Parece-me que os primeiros cem dias de Pedro Castillo vão por aí, que talvez não sejam cem, mas sessenta. A oposição da mídia e do Congresso será muito forte, mas pelo menos terá a oportunidade de dizer: “isso é o que eu quero fazer e o que define a orientação do meu governo”. Claro, não acho que possa colocar de imediato, a menos que seja apenas declaratório, a mudança constitucional.

Jorge Ayala e Pablo Toro

O que se percebe de fora é que o Peru é um país que vem se polarizando nessa disputa eleitoral. Como as grandes empresas agirão quando o novo governo tomar posse?

Francisco Durand

Tendo sido derrotada Keiko Fujimori, e tendo um resultado inesperado, menos do que eles previam com a campanha anticomunista, a primeira reação, com exceção de alguns empresários muito envolvidos na mídia e muito comprometidos com uma ideologia de Direita, será tentar se acomodar ao governo Castillo da melhor maneira possível.

Isso vai gerar diferentes tipos de iniciativas. A primeira é estabelecer contato com Castillo e sua equipe, para ver o que exatamente ele vai propor e, a partir disso, eles irão definindo uma estratégia que, a princípio, será de diálogo e relativa moderação. Mas se em algum momento as medidas de Castillo tocarem seus interesses, eles abandonarão essa prudência e optarão por uma oposição enérgica.

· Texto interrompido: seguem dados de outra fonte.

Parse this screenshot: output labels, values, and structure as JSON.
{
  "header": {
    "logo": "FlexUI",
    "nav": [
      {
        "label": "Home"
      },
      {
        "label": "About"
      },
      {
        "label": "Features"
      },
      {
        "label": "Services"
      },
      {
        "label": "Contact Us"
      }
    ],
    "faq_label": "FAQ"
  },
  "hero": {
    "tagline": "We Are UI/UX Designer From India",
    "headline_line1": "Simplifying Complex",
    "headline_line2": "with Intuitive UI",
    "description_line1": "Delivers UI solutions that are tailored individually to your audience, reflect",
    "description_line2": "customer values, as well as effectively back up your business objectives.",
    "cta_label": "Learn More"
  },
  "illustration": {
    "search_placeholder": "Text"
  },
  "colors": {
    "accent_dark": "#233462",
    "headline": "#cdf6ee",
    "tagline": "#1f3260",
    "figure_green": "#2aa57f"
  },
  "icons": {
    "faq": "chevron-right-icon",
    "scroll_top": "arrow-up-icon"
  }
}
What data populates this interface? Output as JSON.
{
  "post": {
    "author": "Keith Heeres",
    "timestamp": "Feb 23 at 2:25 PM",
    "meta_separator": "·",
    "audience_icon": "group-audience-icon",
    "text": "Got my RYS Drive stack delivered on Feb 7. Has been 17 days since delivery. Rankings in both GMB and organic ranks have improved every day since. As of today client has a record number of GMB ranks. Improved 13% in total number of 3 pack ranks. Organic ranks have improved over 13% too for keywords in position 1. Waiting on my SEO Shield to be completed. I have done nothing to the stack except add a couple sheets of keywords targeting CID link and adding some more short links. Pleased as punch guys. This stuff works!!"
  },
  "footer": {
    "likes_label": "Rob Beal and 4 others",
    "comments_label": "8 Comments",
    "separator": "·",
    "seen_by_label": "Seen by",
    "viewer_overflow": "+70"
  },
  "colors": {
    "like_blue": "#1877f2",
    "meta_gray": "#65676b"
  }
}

No caso da mineração, há indícios dos empresários peruanos (as grandes multinacionais são silenciosas, é a regra em países com forte presença internacional). O rosto do empresário mineiro é Roque Benavides Ganoza, que é um dos principais produtores de ouro, prata e outros minerais, e o principal parceiro das multinacionais, veio a público dizer que não houve fraude. Portanto, ele tentou abrir um diálogo e nesse diálogo tentará colocar sua gente no Estado com a intenção de moderar as posições de Castillo. À medida que o preço do cobre sobe, parece-me que eles não estão tão preocupados, então há espaço para negociação. Tudo depende do que o governo Castillo decidir sobre impostos aos superlucros.

Sobre os entrevistadores

Jorge Ayala C. é sociólogo com mestrado em Sociologia da Modernização pela Universidade do Chile, em História pela Universidade de Santiago do Chile e doutorando em Geografia pela Pontifícia Universidade Católica do Chile.

Pablo Toro F. é jornalista e mestre em comunicação pela Universidade de Santiago do Chile.

Sobre o entrevistado

Sociólogo, acadêmico da Pontifícia Universidade Católica do Peru. Ele tem se dedicado a investigar a captura do Estado por grandes grupos econômicos, entre suas publicações estão Doce Apóstoles de la Economía Peruana e Odebrecht, la Empresa que Capturaba Gobiernos.